Bei den Abklärungen und der Analyse der bestehenden Situation zeigte sich, dass die Abflusskapazität im Dorf erhöht werden muss. Es stellte sich ebenfalls heraus, dass es nicht reicht, nur die Steilstrecke im Dorf zu sanieren. Es braucht zusätzlich ein Rückhaltebecken ausserhalb der Bauzone oberhalb Wohlenschwils im Gebiet Bergmatten. Doch alleine schon den Standort für dieses Rückhaltebecken zu finden, war nicht einfach: Zum einen gilt es, Fragen des Gewässerschutzes zu berücksichtigen, zudem müssen für den Bau des 4800 Kubikmeter fassenden Beckens knapp 400 Quadratmeter Wald gerodet werden. Für diese Fläche erfolgt in unmittelbarer Nähe eine Ersatzaufforstung. Zudem sind ökologische Ersatzmassnahmen vorgesehen.

Ursprünglich war geplant, den Erddamm für das Rückhaltebecken bereits im Sommer 2020 zu erstellen. Dieser natürliche Damm soll dafür sorgen, dass nur so viel Wasser im Dorf ankommt, wie das Bachbett zu schlucken vermag. Deshalb entschied man sich auch, das Rückhaltebecken und die Sanierung der Steilstrecke in zwei Projekte zu unterteilen. Denn die Landbesitzer entlang der Steilstrecke im Dorf parallel zur Kantonsstrasse müssen jeweils einige Quadratmeter dem Kanton abtreten. Zudem gibt es während der Bauphase weiteren Platzbedarf für die nötigen Maschinen und Geräte. Es geht hier nicht nur um die abzutretende Fläche, sondern auch um den Erhalt von bereits bestehenden Bäumen. Dieses Landerwerbsverfahren ist zweistufig und deshalb ziemlich langwierig.

Der ursprüngliche Zeitplan ist längst Vergangenheit. «Wenn alles glatt läuft, können wir im Mai 2022 beginnen», erklären die Vertreter des Kantons sowie des Planungsbüros. Doch eigentlich drängt die Zeit. Natürlich hoffen alle Beteiligten, dass es kein weiteres Hochwasser gibt.

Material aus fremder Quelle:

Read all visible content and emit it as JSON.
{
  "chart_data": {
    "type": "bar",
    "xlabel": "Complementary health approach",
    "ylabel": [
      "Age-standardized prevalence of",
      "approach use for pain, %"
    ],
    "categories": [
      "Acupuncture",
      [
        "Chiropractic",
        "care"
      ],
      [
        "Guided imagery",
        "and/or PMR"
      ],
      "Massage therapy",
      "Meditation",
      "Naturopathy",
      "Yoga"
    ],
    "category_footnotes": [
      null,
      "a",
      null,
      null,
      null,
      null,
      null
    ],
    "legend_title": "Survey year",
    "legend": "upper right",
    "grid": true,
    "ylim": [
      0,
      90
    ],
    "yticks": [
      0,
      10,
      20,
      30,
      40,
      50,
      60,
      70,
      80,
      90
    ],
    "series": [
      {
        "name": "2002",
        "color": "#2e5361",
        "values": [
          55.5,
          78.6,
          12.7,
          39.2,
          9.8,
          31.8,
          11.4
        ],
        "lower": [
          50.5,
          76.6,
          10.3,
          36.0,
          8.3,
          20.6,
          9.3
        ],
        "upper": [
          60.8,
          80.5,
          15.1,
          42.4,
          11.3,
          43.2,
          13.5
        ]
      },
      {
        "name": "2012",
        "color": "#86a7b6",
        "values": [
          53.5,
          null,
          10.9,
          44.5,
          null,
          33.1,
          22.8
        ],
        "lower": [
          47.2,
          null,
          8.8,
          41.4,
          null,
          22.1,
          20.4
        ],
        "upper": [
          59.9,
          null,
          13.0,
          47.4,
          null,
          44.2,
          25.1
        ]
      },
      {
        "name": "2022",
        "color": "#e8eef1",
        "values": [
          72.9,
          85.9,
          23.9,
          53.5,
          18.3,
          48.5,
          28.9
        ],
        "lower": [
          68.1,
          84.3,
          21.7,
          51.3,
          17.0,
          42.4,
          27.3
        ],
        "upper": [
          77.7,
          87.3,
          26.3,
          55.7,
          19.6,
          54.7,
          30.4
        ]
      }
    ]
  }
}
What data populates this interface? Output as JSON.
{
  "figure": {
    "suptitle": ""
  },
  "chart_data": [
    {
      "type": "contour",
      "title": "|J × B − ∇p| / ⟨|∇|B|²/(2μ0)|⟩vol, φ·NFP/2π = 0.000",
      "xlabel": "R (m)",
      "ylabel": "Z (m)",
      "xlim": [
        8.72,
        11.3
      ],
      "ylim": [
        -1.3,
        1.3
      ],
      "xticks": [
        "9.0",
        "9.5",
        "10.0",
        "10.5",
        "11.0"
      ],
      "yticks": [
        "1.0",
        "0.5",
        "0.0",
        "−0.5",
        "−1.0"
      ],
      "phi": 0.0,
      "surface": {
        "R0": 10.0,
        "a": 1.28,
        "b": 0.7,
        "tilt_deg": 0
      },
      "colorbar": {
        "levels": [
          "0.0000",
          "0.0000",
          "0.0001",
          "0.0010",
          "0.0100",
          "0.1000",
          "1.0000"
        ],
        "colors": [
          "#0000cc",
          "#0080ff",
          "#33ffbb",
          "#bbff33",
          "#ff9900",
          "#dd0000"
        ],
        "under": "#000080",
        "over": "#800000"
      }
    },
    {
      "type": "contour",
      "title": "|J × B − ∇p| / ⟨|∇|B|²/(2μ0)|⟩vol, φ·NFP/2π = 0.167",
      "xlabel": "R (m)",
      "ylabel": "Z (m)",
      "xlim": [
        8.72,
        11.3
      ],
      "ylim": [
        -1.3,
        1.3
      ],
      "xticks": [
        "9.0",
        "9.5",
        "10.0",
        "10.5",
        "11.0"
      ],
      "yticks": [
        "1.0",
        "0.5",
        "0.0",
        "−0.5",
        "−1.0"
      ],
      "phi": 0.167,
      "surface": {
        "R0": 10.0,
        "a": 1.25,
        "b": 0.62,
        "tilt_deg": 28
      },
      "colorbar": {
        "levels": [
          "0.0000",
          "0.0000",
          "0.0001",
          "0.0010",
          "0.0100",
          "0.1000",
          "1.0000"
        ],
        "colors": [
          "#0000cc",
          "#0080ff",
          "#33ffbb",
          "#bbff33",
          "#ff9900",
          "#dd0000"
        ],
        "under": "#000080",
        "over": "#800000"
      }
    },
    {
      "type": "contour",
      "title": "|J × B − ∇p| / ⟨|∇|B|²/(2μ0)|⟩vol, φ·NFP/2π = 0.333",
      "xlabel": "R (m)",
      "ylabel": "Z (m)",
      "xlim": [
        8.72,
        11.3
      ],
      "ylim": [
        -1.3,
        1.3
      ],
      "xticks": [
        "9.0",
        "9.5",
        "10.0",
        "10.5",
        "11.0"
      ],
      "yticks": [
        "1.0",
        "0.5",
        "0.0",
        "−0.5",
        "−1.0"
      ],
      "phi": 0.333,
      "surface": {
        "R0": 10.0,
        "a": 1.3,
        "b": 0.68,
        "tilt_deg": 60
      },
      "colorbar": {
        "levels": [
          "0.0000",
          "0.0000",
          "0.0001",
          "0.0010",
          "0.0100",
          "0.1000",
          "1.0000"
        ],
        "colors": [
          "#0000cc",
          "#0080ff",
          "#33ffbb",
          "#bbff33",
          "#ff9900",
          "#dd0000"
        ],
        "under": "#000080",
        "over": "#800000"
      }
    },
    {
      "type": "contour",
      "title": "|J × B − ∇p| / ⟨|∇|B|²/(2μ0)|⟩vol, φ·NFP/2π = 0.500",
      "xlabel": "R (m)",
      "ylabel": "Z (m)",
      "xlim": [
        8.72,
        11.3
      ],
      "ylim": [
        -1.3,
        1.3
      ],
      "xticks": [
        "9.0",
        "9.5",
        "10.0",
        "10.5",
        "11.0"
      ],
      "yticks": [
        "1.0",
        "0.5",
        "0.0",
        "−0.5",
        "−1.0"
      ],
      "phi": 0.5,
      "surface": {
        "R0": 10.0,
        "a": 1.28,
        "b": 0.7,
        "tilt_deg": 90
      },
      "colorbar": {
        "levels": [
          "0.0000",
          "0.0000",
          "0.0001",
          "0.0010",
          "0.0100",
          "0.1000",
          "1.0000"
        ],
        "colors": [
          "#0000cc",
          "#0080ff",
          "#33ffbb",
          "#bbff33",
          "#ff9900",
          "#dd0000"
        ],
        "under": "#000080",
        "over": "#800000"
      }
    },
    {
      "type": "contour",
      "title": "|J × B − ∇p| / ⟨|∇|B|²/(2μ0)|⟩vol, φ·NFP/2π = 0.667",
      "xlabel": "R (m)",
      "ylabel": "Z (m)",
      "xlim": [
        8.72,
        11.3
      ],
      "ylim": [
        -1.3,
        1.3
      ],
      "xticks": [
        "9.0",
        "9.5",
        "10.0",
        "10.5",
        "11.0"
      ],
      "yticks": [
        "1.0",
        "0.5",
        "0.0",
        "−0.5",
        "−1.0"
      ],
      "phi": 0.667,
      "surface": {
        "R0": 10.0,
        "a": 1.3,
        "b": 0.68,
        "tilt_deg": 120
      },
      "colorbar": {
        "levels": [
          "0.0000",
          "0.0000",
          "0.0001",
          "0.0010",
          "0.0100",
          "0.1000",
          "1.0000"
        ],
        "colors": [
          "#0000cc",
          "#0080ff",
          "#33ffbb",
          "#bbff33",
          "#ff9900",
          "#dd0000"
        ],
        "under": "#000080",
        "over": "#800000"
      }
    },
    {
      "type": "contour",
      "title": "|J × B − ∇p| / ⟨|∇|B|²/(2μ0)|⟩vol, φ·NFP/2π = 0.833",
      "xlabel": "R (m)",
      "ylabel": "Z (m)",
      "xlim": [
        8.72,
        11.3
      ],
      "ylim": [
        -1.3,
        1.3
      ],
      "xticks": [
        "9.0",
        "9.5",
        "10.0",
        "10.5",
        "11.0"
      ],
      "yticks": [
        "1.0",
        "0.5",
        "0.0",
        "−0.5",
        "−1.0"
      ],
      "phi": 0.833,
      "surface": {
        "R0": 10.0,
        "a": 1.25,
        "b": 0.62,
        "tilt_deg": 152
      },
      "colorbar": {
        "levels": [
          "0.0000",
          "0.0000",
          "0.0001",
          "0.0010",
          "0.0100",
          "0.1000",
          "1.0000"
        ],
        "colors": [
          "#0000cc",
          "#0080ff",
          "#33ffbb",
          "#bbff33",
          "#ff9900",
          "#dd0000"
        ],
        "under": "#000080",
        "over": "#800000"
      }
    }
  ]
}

Denn bei einem weiteren Hochwasser würde es mit den Wasserschäden deutlich komplizierter als beim ersten Mal, da in der Zwischenzeit keine baulichen Massnahmen getroffen wurden und die Versicherungen entsprechende Vorbehalte machen würden. Und die Schäden beim ersten Hochwasser waren enorm, alleine an der untersten Liegenschaft entlang der Steilstrecke entstand beispielsweise ein Sachschaden von 250000 Franken.

Das Retentionsbecken wurde mit 900000 Franken veranschlagt, die Bauausführungen an der Steilstrecke belaufen sich auf 625000 Franken. Zusammen mit den Vorabklärungen und den Studien belaufen sich die gesamten Kosten auf 1,675 Millionen Franken. Davon übernimmt Wohlenschwil 603000 Franken. Den Rest teilen sich Bund, Kanton und Aargauische Gebäudeversicherung auf. Kosten für Bauten, bei denen alle hoffen, dass sie nie «benötigt» werden, aber die sich beim nächsten Hochwasser alleweil lohnen. Die Projektpläne, der Landerwerbsplan und die Landerwerbstabelle liegen noch bis zum 3. November auf.

Es bleibt nur zu wünschen, dass bis zur Umsetzung der baulichen Massnahmen in und oberhalb Wohlenschwils der Laubisbach weiterhin nur zum gemütlichen Spazieren einlädt und sich nicht wieder wie im Juni 2016 in ein reissendes Gewässer verwandelt.